Here are 4 cropped Hiroshi Sugimoto photos I plan to use as inspiration for future work

I’m a very lonely and relentlessly melancholy person, almost comically artistic. From central casting when it comes to thinking of the artists’ temperament. My eyes often glaze over to form some hazy diffuse barely perceptible horizon like in these photos where I teleport to my little world where I can create great art, and escape my sadness and generalized ennui. When we were talking about what it is we do creatively Al wisely said in a text message,” We use a suggestive method by implying that all is relative simply because…. ” I like this idea because it suggests abstraction acts like an emotional and spiritual transmutation from an oppressive orthodoxy and suggests that there is a kind of power or agency in thinking and creating this way. For a person who often wonders about their significance, this brings me some comfort, that I can be a transporter.
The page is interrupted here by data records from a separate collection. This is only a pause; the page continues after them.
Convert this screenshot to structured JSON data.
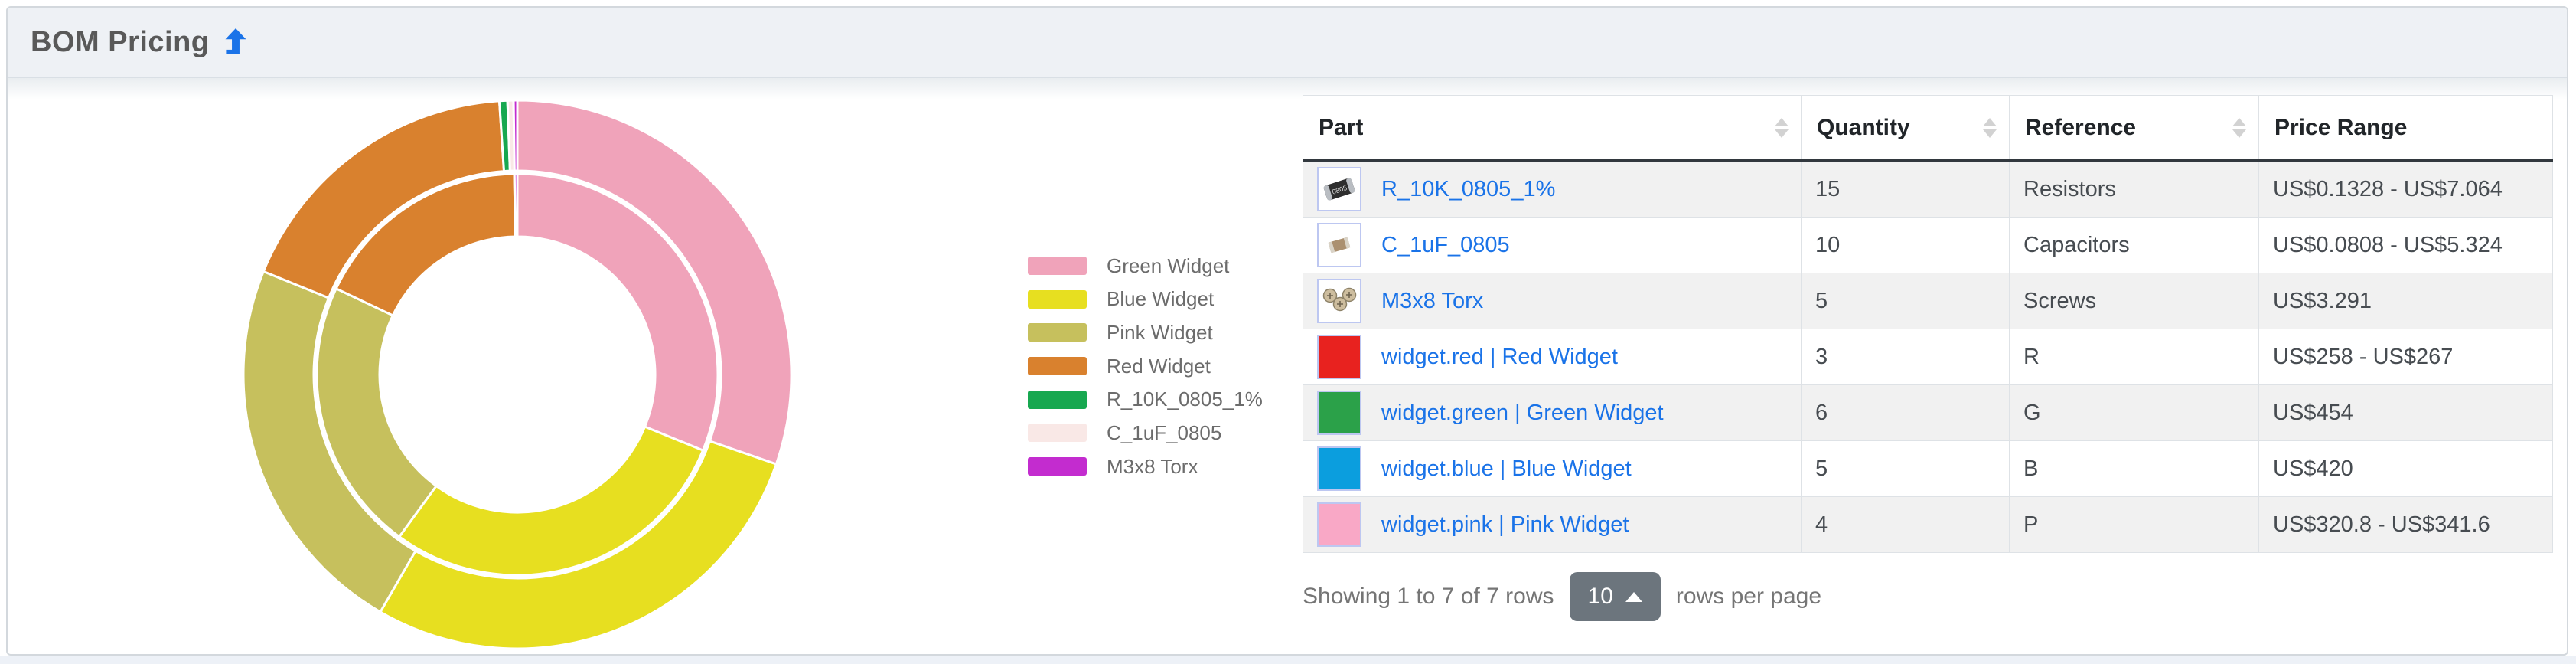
{
  "panel": {
    "title": "BOM Pricing",
    "title_icon": "level-up-arrow-icon",
    "title_icon_color": "#1a73e8"
  },
  "chart_data": {
    "type": "pie",
    "subtype": "two-ring-donut",
    "direction": "clockwise",
    "start_angle_deg": 0,
    "legend_position": "right-middle",
    "categories": [
      "Green Widget",
      "Blue Widget",
      "Pink Widget",
      "Red Widget",
      "R_10K_0805_1%",
      "C_1uF_0805",
      "M3x8 Torx"
    ],
    "colors": [
      "#f0a3ba",
      "#e7df20",
      "#c6c05d",
      "#d9812e",
      "#17a850",
      "#f9e8e6",
      "#c32ccf"
    ],
    "series": [
      {
        "name": "inner-ring-min-total-price-US$",
        "values": [
          454,
          420,
          320.8,
          258,
          0.1328,
          0.0808,
          3.291
        ]
      },
      {
        "name": "outer-ring-max-total-price-US$",
        "values": [
          454,
          420,
          341.6,
          267,
          7.064,
          5.324,
          3.291
        ]
      }
    ]
  },
  "table": {
    "columns": [
      {
        "label": "Part",
        "sortable": true
      },
      {
        "label": "Quantity",
        "sortable": true
      },
      {
        "label": "Reference",
        "sortable": true
      },
      {
        "label": "Price Range",
        "sortable": false
      }
    ],
    "rows": [
      {
        "part": "R_10K_0805_1%",
        "thumb": "resistor-photo",
        "quantity": "15",
        "reference": "Resistors",
        "price_range": "US$0.1328 - US$7.064"
      },
      {
        "part": "C_1uF_0805",
        "thumb": "capacitor-photo",
        "quantity": "10",
        "reference": "Capacitors",
        "price_range": "US$0.0808 - US$5.324"
      },
      {
        "part": "M3x8 Torx",
        "thumb": "screws-photo",
        "quantity": "5",
        "reference": "Screws",
        "price_range": "US$3.291"
      },
      {
        "part": "widget.red | Red Widget",
        "thumb": "#e8221f",
        "quantity": "3",
        "reference": "R",
        "price_range": "US$258 - US$267"
      },
      {
        "part": "widget.green | Green Widget",
        "thumb": "#2ba149",
        "quantity": "6",
        "reference": "G",
        "price_range": "US$454"
      },
      {
        "part": "widget.blue | Blue Widget",
        "thumb": "#0b9ede",
        "quantity": "5",
        "reference": "B",
        "price_range": "US$420"
      },
      {
        "part": "widget.pink | Pink Widget",
        "thumb": "#f9a8c6",
        "quantity": "4",
        "reference": "P",
        "price_range": "US$320.8 - US$341.6"
      }
    ]
  },
  "footer": {
    "showing_text": "Showing 1 to 7 of 7 rows",
    "page_size": "10",
    "rows_per_page_label": "rows per page"
  },
  "ui_colors": {
    "link": "#1a73e8",
    "page_size_button": "#6c757d",
    "header_band": "#eef1f5",
    "odd_row": "#f1f1f1"
  }
}
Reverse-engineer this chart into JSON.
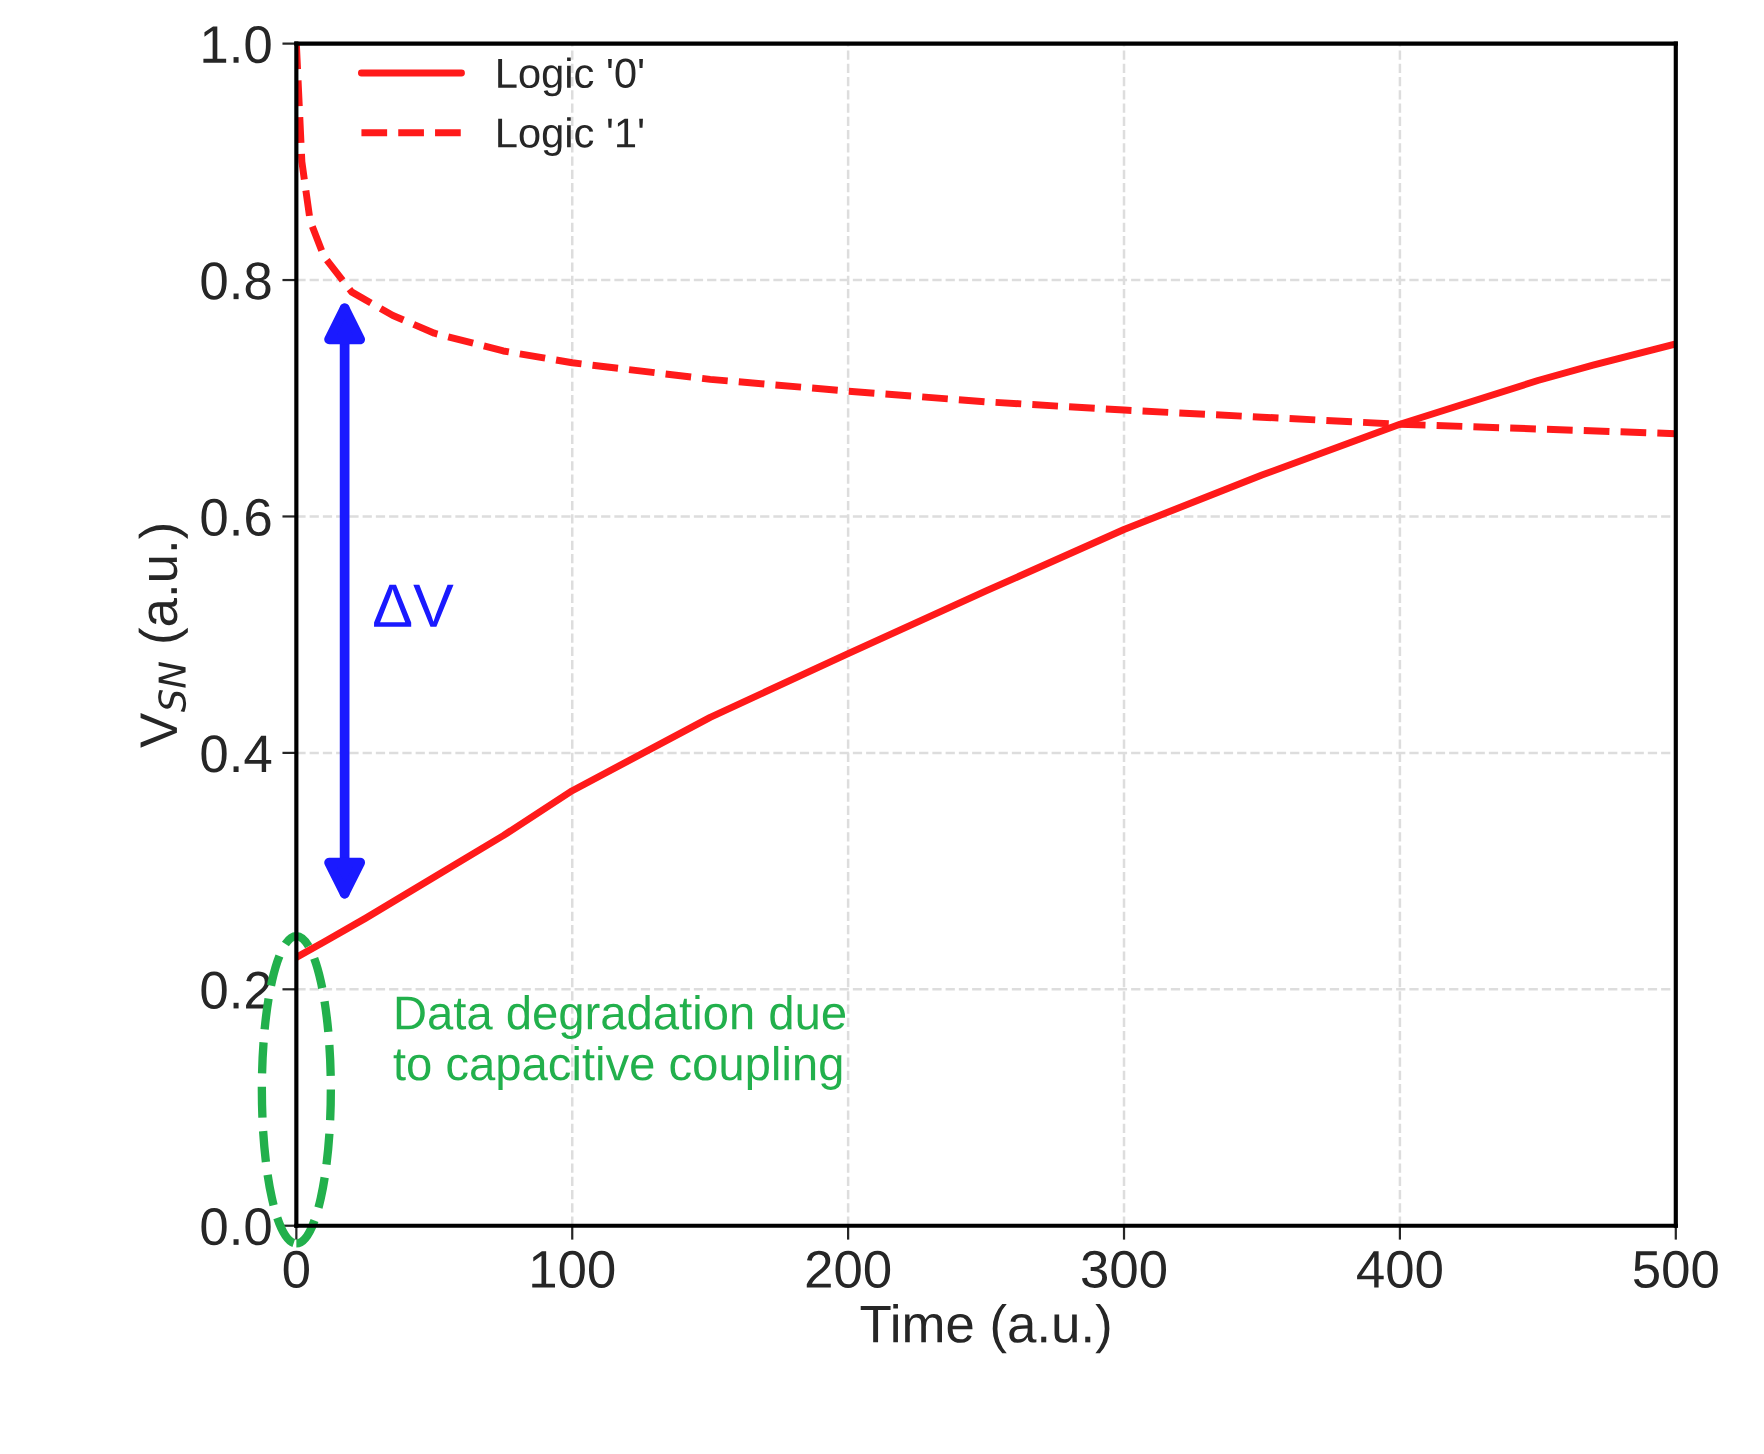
{
  "chart_data": {
    "type": "line",
    "xlabel": "Time (a.u.)",
    "ylabel": "V$_{SN}$ (a.u.)",
    "xlim": [
      0,
      500
    ],
    "ylim": [
      0,
      1.0
    ],
    "xticks": [
      0,
      100,
      200,
      300,
      400,
      500
    ],
    "yticks": [
      {
        "value": 0,
        "label": "0.0"
      },
      {
        "value": 0.2,
        "label": "0.2"
      },
      {
        "value": 0.4,
        "label": "0.4"
      },
      {
        "value": 0.6,
        "label": "0.6"
      },
      {
        "value": 0.8,
        "label": "0.8"
      },
      {
        "value": 1.0,
        "label": "1.0"
      }
    ],
    "grid": true,
    "legend": "top left",
    "series": [
      {
        "name": "Logic '0'",
        "color": "#ff1a1a",
        "line_style": "solid",
        "x": [
          0,
          10,
          25,
          50,
          75,
          100,
          150,
          200,
          250,
          300,
          350,
          400,
          450,
          470,
          500
        ],
        "values": [
          0.227,
          0.24,
          0.26,
          0.295,
          0.33,
          0.368,
          0.43,
          0.484,
          0.537,
          0.589,
          0.635,
          0.678,
          0.715,
          0.728,
          0.746
        ]
      },
      {
        "name": "Logic '1'",
        "color": "#ff1a1a",
        "line_style": "dashed",
        "x": [
          0,
          2,
          5,
          10,
          20,
          35,
          50,
          75,
          100,
          150,
          200,
          250,
          300,
          350,
          400,
          450,
          500
        ],
        "values": [
          1.0,
          0.9,
          0.85,
          0.82,
          0.79,
          0.77,
          0.755,
          0.74,
          0.73,
          0.716,
          0.706,
          0.697,
          0.69,
          0.684,
          0.678,
          0.674,
          0.67
        ]
      }
    ],
    "annotations": [
      "ΔV",
      "Data degradation due\nto capacitive coupling"
    ]
  }
}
I always liked Jill Scott’s second studio album “Beautiful Human: Words and Sounds Volume 2”. Two songs that have been on my mind a lot have been “Talk to Me” and “Can’t Explain”. That last one I’ve been thinking of a lot because I think karma has been hitting me hard over the last decade and that song reminds me why. Anyway here are the Youtube videos of those songs


I’m still in the middle of my Venus painting. I think I can finish it probably next week sometime. I’ll then turn to my Mercury painting. But I’m most excited about reliving that experience in the Sea of Japan so I think I’m going to do an emergency 4 set of pieces based on it. There’s still that Gnostic Confessions on my mind too, which I’m still scared of. Hopefully that fear will lift and I’ll address those works shortly. Until next I write, be well!